Italy is famous for many things, great wine, good food, fast cars, football, as the seat of Catholicism, for great fashion and more recently for being over run by African immigrants. We should also not forget its notoriety for crime, in particular mafia related crime. That brings us on to this months book, “Retribution” by Malcolm Hobbs – sent to us by the lovely people at Percy Publishing (www.percy-publishing.com).

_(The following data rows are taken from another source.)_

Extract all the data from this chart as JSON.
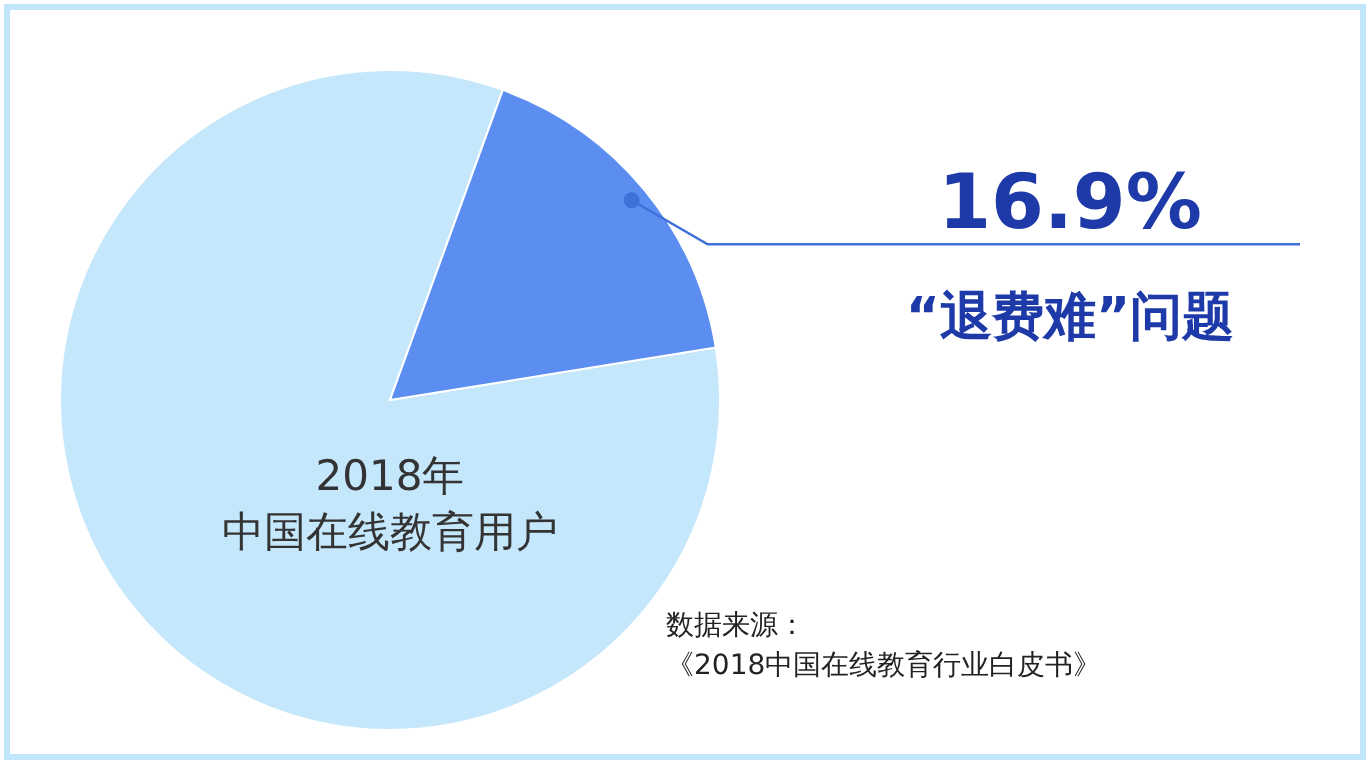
{
  "chart_data": {
    "type": "pie",
    "categories": [
      "2018年中国在线教育用户",
      "“退费难”问题"
    ],
    "values": [
      83.1,
      16.9
    ],
    "colors": [
      "#c4e7fb",
      "#5b8ef0"
    ],
    "value_labels": [
      null,
      "16.9%"
    ],
    "legend": false,
    "annotations": [
      "数据来源：",
      "《2018中国在线教育行业白皮书》"
    ]
  }
}
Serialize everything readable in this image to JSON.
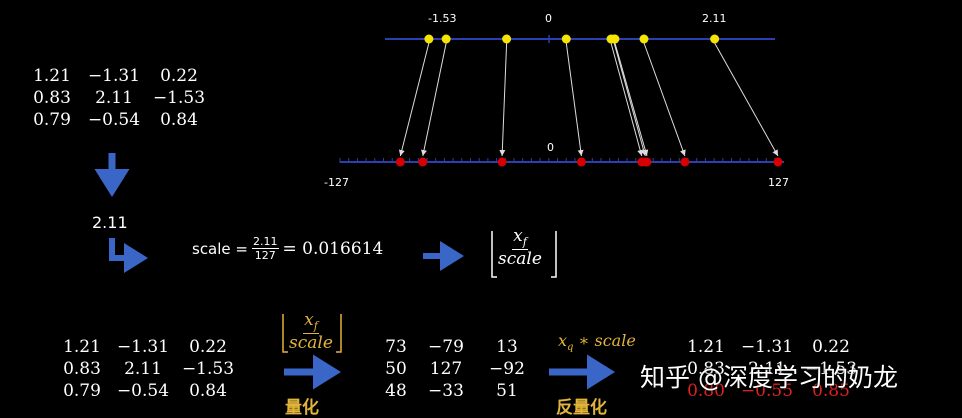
{
  "top_line": {
    "labels": {
      "min": "-1.53",
      "zero": "0",
      "max": "2.11"
    },
    "points": [
      -1.53,
      -1.31,
      -0.54,
      0.22,
      0.79,
      0.83,
      0.84,
      1.21,
      2.11
    ],
    "color": "#f5e500",
    "line_color": "#2c3fb0"
  },
  "bottom_line": {
    "labels": {
      "min": "-127",
      "zero": "0",
      "max": "127"
    },
    "points": [
      -92,
      -79,
      -33,
      13,
      48,
      50,
      51,
      73,
      127
    ],
    "color": "#d60000"
  },
  "input_matrix": [
    [
      "1.21",
      "−1.31",
      "0.22"
    ],
    [
      "0.83",
      "2.11",
      "−1.53"
    ],
    [
      "0.79",
      "−0.54",
      "0.84"
    ]
  ],
  "max_abs": "2.11",
  "scale_formula": {
    "prefix": "scale =",
    "num": "2.11",
    "den": "127",
    "result": "= 0.016614"
  },
  "floor_top": {
    "num": "x",
    "num_sub": "f",
    "den": "scale"
  },
  "bottom": {
    "input_matrix": [
      [
        "1.21",
        "−1.31",
        "0.22"
      ],
      [
        "0.83",
        "2.11",
        "−1.53"
      ],
      [
        "0.79",
        "−0.54",
        "0.84"
      ]
    ],
    "quant_formula": {
      "num": "x",
      "num_sub": "f",
      "den": "scale"
    },
    "quant_label": "量化",
    "quant_matrix": [
      [
        "73",
        "−79",
        "13"
      ],
      [
        "50",
        "127",
        "−92"
      ],
      [
        "48",
        "−33",
        "51"
      ]
    ],
    "dequant_formula": {
      "x": "x",
      "sub": "q",
      "rest": " ∗ scale"
    },
    "dequant_label": "反量化",
    "dequant_matrix": [
      [
        "1.21",
        "−1.31",
        "0.22"
      ],
      [
        "0.83",
        "2.11",
        "−1.53"
      ],
      [
        "0.80",
        "−0.55",
        "0.85"
      ]
    ]
  },
  "watermark": "知乎 @深度学习的奶龙",
  "colors": {
    "arrow_blue": "#3a66c8",
    "gold": "#e2b43a",
    "red": "#e0211c",
    "blue_line": "#2c3fb0"
  }
}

Naples, Italy 1969. Two men are gunned down by the Camorra, the city’s organised crime gang. One, a candidate for the Communist Party, is about to set up a newspaper to expose corrupt politicians who do the Camorra’s bidding. The second, a detective with the Naples Police Department, has just uncovered the identity of a mole who is passing vital police information to the Camorra. Both assassinated men have 14 year-old daughters – only children who adore their fathers and vow to avenge their murders.
The book opens with Rosetta, the daughter of the communist politician, at a meeting presided over by her mother’s father – a crime-boss, head of one of one of the city’s powerful Camorra families. Steeped in the Camorra tradition, Rosetta is looking for blood – the revenge killing of those who murdered her father. When we first meet Teresa, the detective’s daughter, she is in the Palace of Justice. Her plan is to study law, become a Prosecuting Magistrate and bring her father’s murderers to justice. At this stage of the book – page 30 – I settled down for a good read. This was an interesting set-up. A thriller that sets vigilantism versus the law, criminal recrimination versus justice. In the gritty underworld of Neapolitan crime and punishment, which would win out?

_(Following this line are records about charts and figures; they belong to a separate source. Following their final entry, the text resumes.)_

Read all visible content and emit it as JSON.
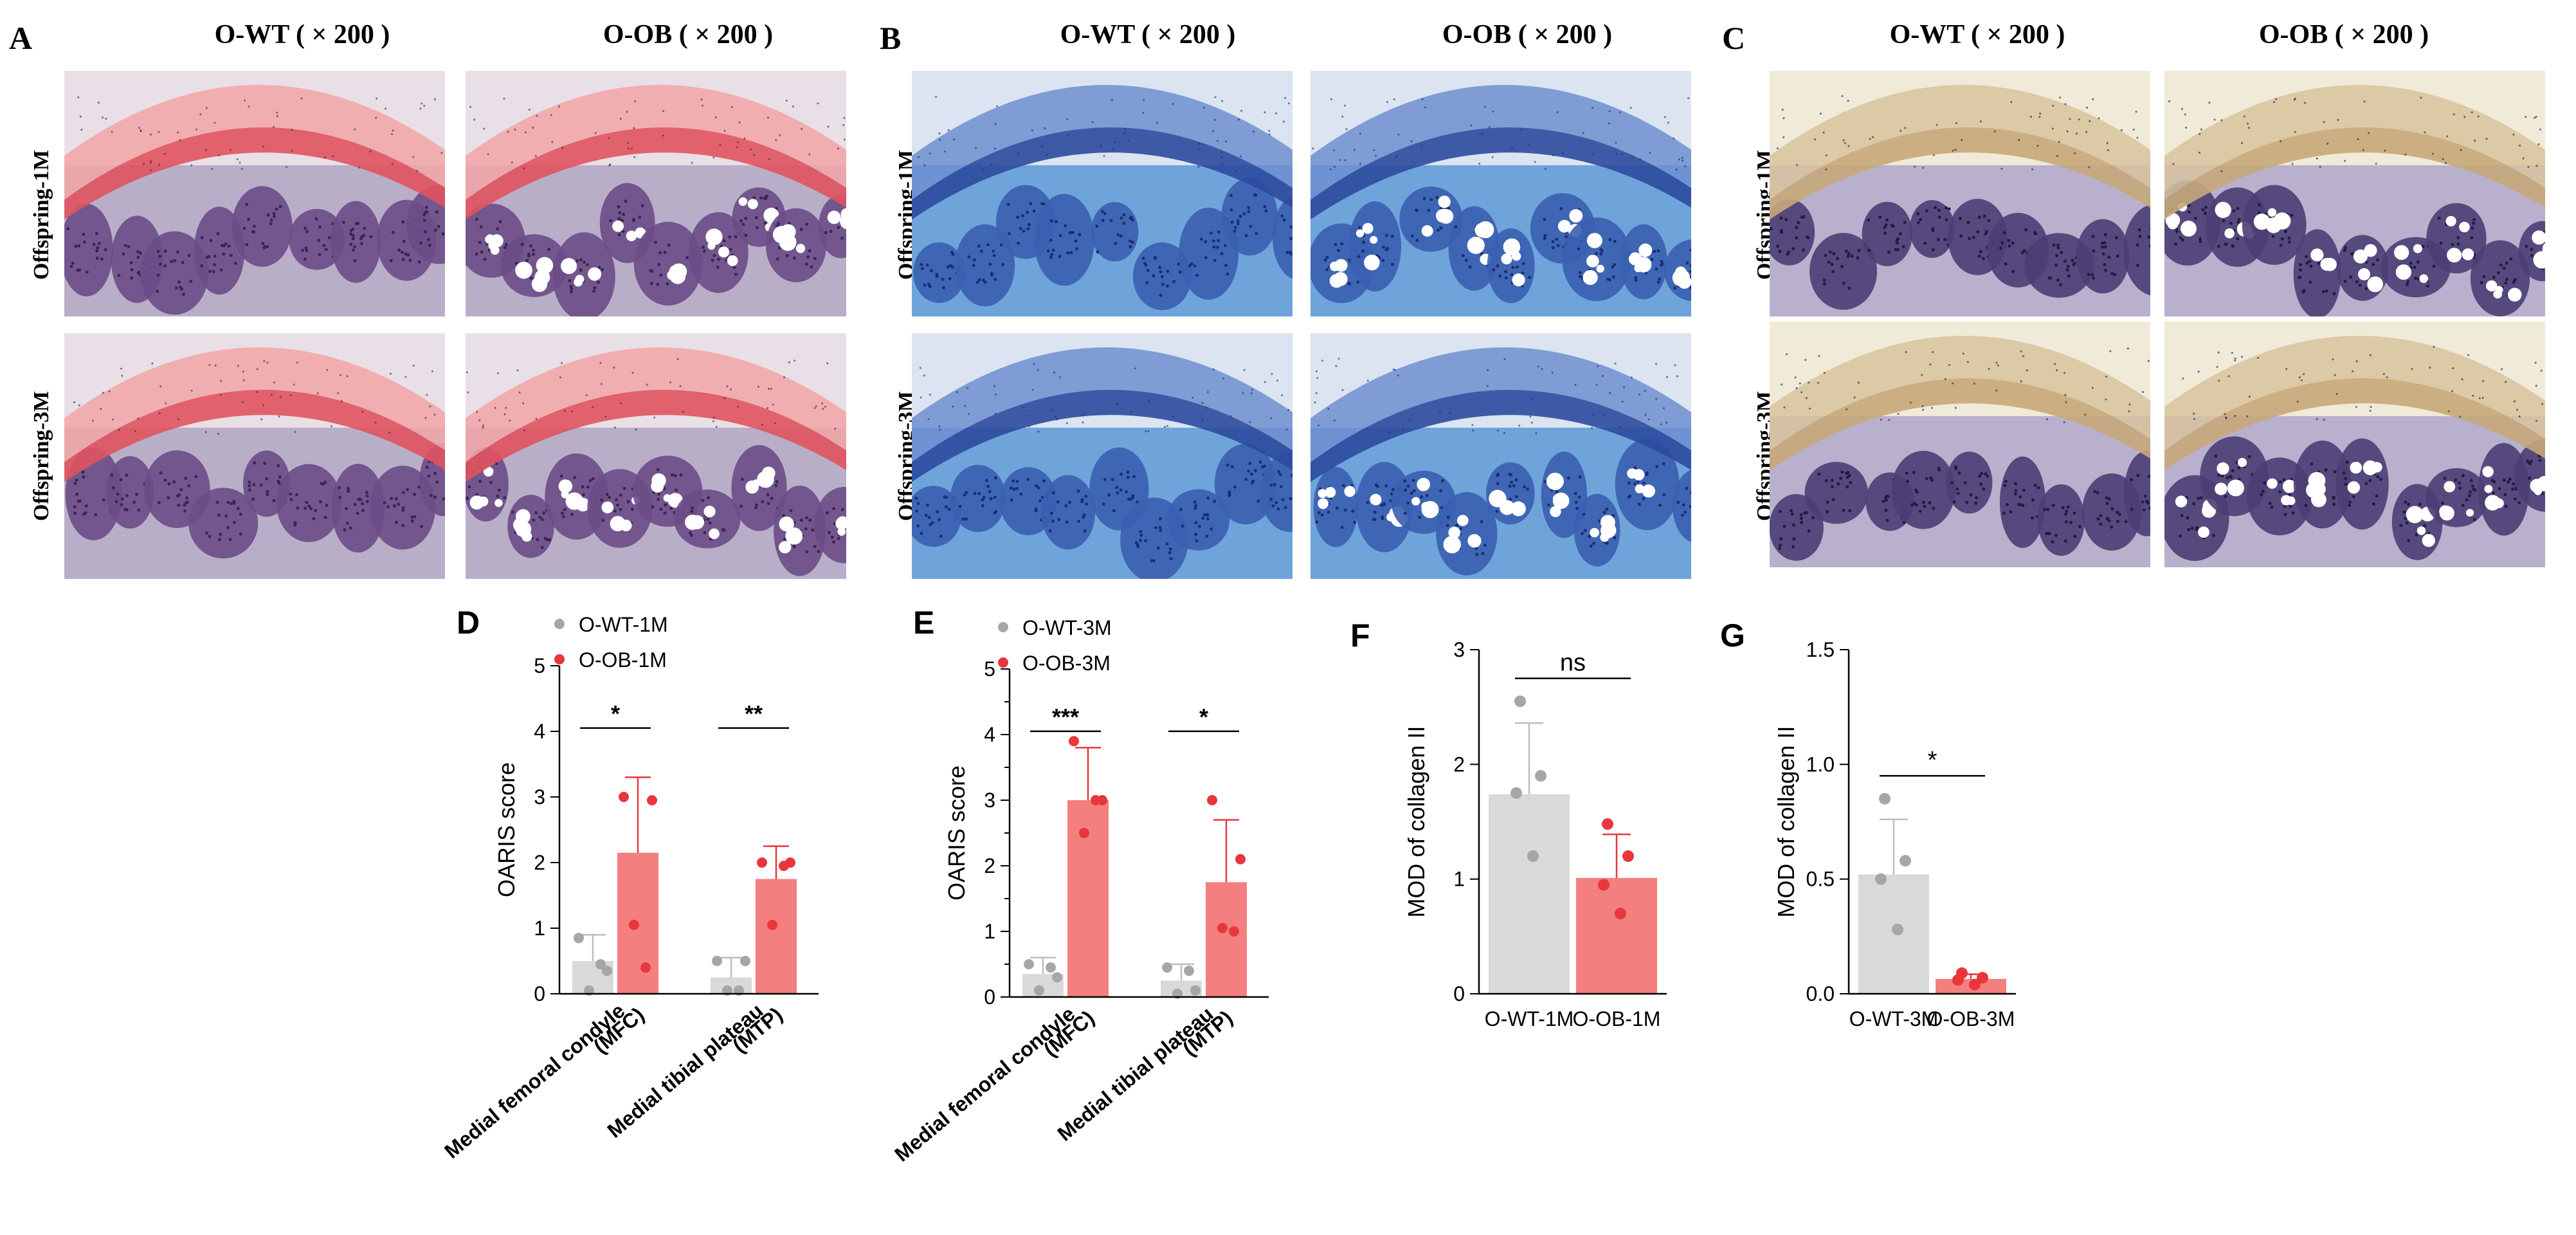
{
  "panels": {
    "A": {
      "letter": "A",
      "col_titles": [
        "O-WT ( × 200 )",
        "O-OB ( × 200 )"
      ],
      "row_labels": [
        "Offspring-1M",
        "Offspring-3M"
      ],
      "stain": "safranin"
    },
    "B": {
      "letter": "B",
      "col_titles": [
        "O-WT ( × 200 )",
        "O-OB ( × 200 )"
      ],
      "row_labels": [
        "Offspring-1M",
        "Offspring-3M"
      ],
      "stain": "toluidine"
    },
    "C": {
      "letter": "C",
      "col_titles": [
        "O-WT ( × 200 )",
        "O-OB ( × 200 )"
      ],
      "row_labels": [
        "Offspring-1M",
        "Offspring-3M"
      ],
      "stain": "ihc"
    }
  },
  "colors": {
    "wt_bar": "#d9d9d9",
    "wt_dot": "#a6a6a6",
    "ob_bar": "#f47f7f",
    "ob_dot": "#e8363c"
  },
  "chart_data": [
    {
      "id": "D",
      "letter": "D",
      "type": "bar",
      "legend": [
        "O-WT-1M",
        "O-OB-1M"
      ],
      "ylabel": "OARIS score",
      "ylim": [
        0,
        5
      ],
      "yticks": [
        "0",
        "1",
        "2",
        "3",
        "4",
        "5"
      ],
      "categories": [
        "Medial femoral condyle",
        "Medial tibial plateau"
      ],
      "category_sub": [
        "(MFC)",
        "(MTP)"
      ],
      "series": [
        {
          "name": "O-WT-1M",
          "values": [
            0.5,
            0.25
          ],
          "sd": [
            0.4,
            0.3
          ],
          "points": [
            [
              0.85,
              0.35,
              0.05,
              0.45
            ],
            [
              0.5,
              0.5,
              0.05,
              0.05
            ]
          ]
        },
        {
          "name": "O-OB-1M",
          "values": [
            2.15,
            1.75
          ],
          "sd": [
            1.15,
            0.5
          ],
          "points": [
            [
              3.0,
              2.95,
              1.05,
              0.4
            ],
            [
              2.0,
              2.0,
              1.05,
              1.95
            ]
          ]
        }
      ],
      "significance": [
        "*",
        "**"
      ]
    },
    {
      "id": "E",
      "letter": "E",
      "type": "bar",
      "legend": [
        "O-WT-3M",
        "O-OB-3M"
      ],
      "ylabel": "OARIS score",
      "ylim": [
        0,
        5
      ],
      "yticks": [
        "0",
        "0.5",
        "1",
        "1.5",
        "2",
        "2.5",
        "3",
        "3.5",
        "4",
        "4.5",
        "5"
      ],
      "categories": [
        "Medial femoral condyle",
        "Medial tibial plateau"
      ],
      "category_sub": [
        "(MFC)",
        "(MTP)"
      ],
      "series": [
        {
          "name": "O-WT-3M",
          "values": [
            0.35,
            0.25
          ],
          "sd": [
            0.25,
            0.25
          ],
          "points": [
            [
              0.5,
              0.3,
              0.1,
              0.45
            ],
            [
              0.45,
              0.1,
              0.05,
              0.4
            ]
          ]
        },
        {
          "name": "O-OB-3M",
          "values": [
            3.0,
            1.75
          ],
          "sd": [
            0.8,
            0.95
          ],
          "points": [
            [
              3.9,
              3.0,
              2.5,
              3.0
            ],
            [
              3.0,
              2.1,
              1.05,
              1.0
            ]
          ]
        }
      ],
      "significance": [
        "***",
        "*"
      ]
    },
    {
      "id": "F",
      "letter": "F",
      "type": "bar",
      "ylabel": "MOD of collagen II",
      "ylim": [
        0,
        3
      ],
      "yticks": [
        "0",
        "1",
        "2",
        "3"
      ],
      "categories": [
        "O-WT-1M",
        "O-OB-1M"
      ],
      "values": [
        1.74,
        1.01
      ],
      "sd": [
        0.62,
        0.38
      ],
      "points": [
        [
          2.55,
          1.9,
          1.75,
          1.2
        ],
        [
          1.48,
          1.2,
          0.95,
          0.7
        ]
      ],
      "significance": "ns"
    },
    {
      "id": "G",
      "letter": "G",
      "type": "bar",
      "ylabel": "MOD of collagen II",
      "ylim": [
        0,
        1.5
      ],
      "yticks": [
        "0.0",
        "0.5",
        "1.0",
        "1.5"
      ],
      "categories": [
        "O-WT-3M",
        "O-OB-3M"
      ],
      "values": [
        0.52,
        0.065
      ],
      "sd": [
        0.24,
        0.02
      ],
      "points": [
        [
          0.85,
          0.58,
          0.5,
          0.28
        ],
        [
          0.09,
          0.07,
          0.06,
          0.04
        ]
      ],
      "significance": "*"
    }
  ]
}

It proved to be a set-up, alright – but not the type I’d imagined.
My enthusiasm began to wane when, co-incidentally, both girls are sent to the same private school in the Lake District of England (where else do Neapolitan girls go to school?). Over the next 150 pages they become best friends, Rosetta terrorizes the school bullies, one of their gang is raped by a teacher and Rosetta sets up the teacher’s murder in Hong Kong (as sixteen-year -old girls do!).

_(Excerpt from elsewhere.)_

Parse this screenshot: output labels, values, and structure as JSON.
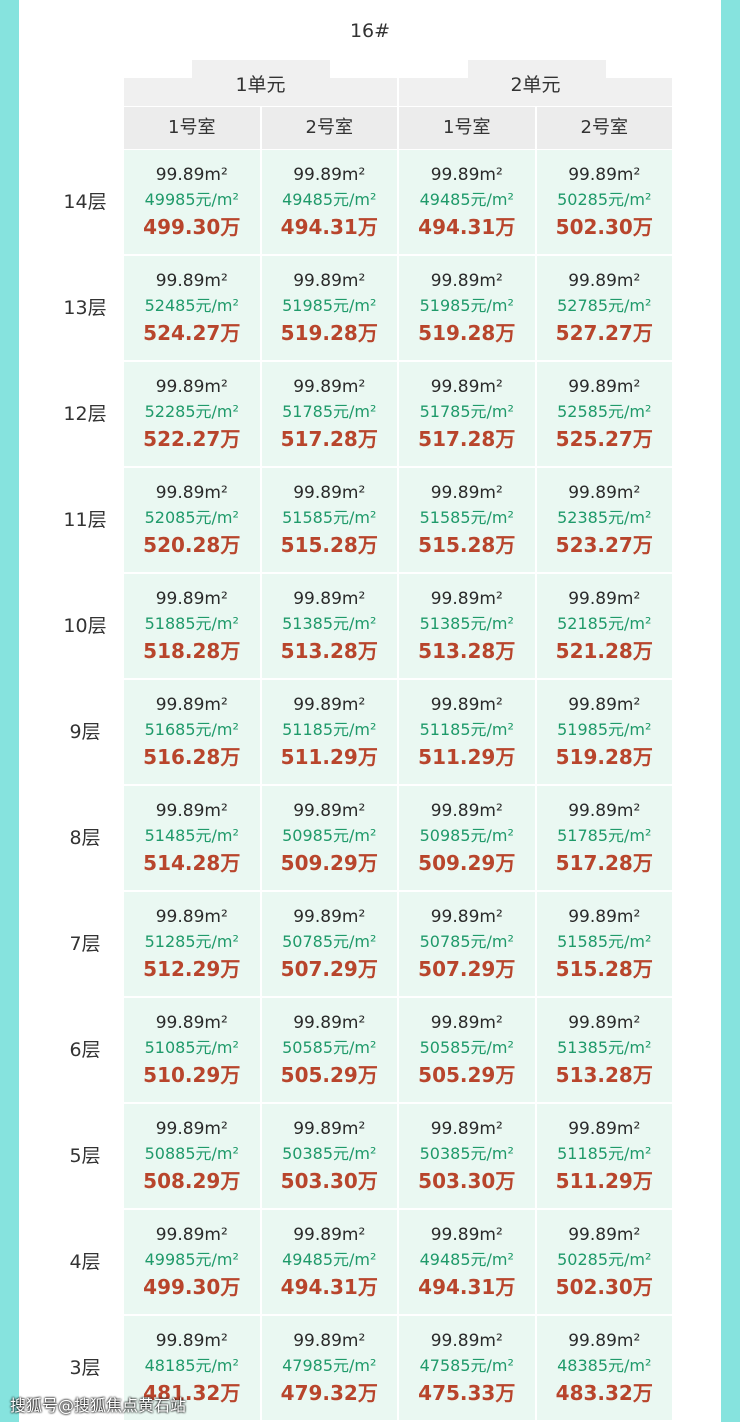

The plot (?) then abruptly shifts to a just-married Rosetta – married to the son of a millionaire, of course. To make a long (and tedious) story short: her husband is gunned down, Rosetta murders his killer, goes to prison, uses her Camorra connections to run the place and get released, establishes herself as a Madrina (god-mother), inherits her dead husband’s millions, sets up an internationally successful fashion-designer business and avenges her father’s murder. Meanwhile, Teresa is working in dusty, dingy law offices and has no life beyond her work.
Credibility score – zero. But the coherence factor was the most disconcerting. Suffice it to say that the narrative was about as coherent as you would get from randomly changing TV channel at half-hour intervals.
What became obvious very early on was that this book wasn’t written for the ordinary thriller reader. No, this book was written for a unique type of reader – the reader who can produce a film or TV series contract from his/her back pocket. But what film could that be? St Trinians meets the Godfather? The Devil meets Prada in Prisoner Cell Block H?
Writing without regard for the general reader is one thing. But to treat the reader as a chump is another. The sucker-punch came at the very end. Having persevered out of a sense of bemused curiosity – how will all these half-developed plots come together? How does it all finish up? I was hit between the eyes with “To be continued”!!!
This book is a set-up – a set-up for the sequel.
My verdict? Dorothy Parker’s widely reputed quip “This is not a book to lightly thrown aside. It should be thrown with great force” immediately comes to mind. Ideally thrown at the author – with such accuracy that it causes significant pain.
“Retribution” is the debut novel of Malcolm Hobbs, the chap who
has generated my ire and, guess what? the Percy Publishing site now indicates that his next book “Don’t Make An Enemy Of Me” is COMING SOON!!
Malcolm’s brief biog indicates that he has experience as a welfare officer and magazine editor and candidly acknowledges that his “own employment was a very far cry from the corruption and malice that I write about”. Well, sorry Malcolm. There is a reason why every source of advice to would-be authors emphasizes the “write about what you know” rule. It’s because that’s what works. The “what-I-imagine-will-make-me-loadsa-money” approach doesn’t.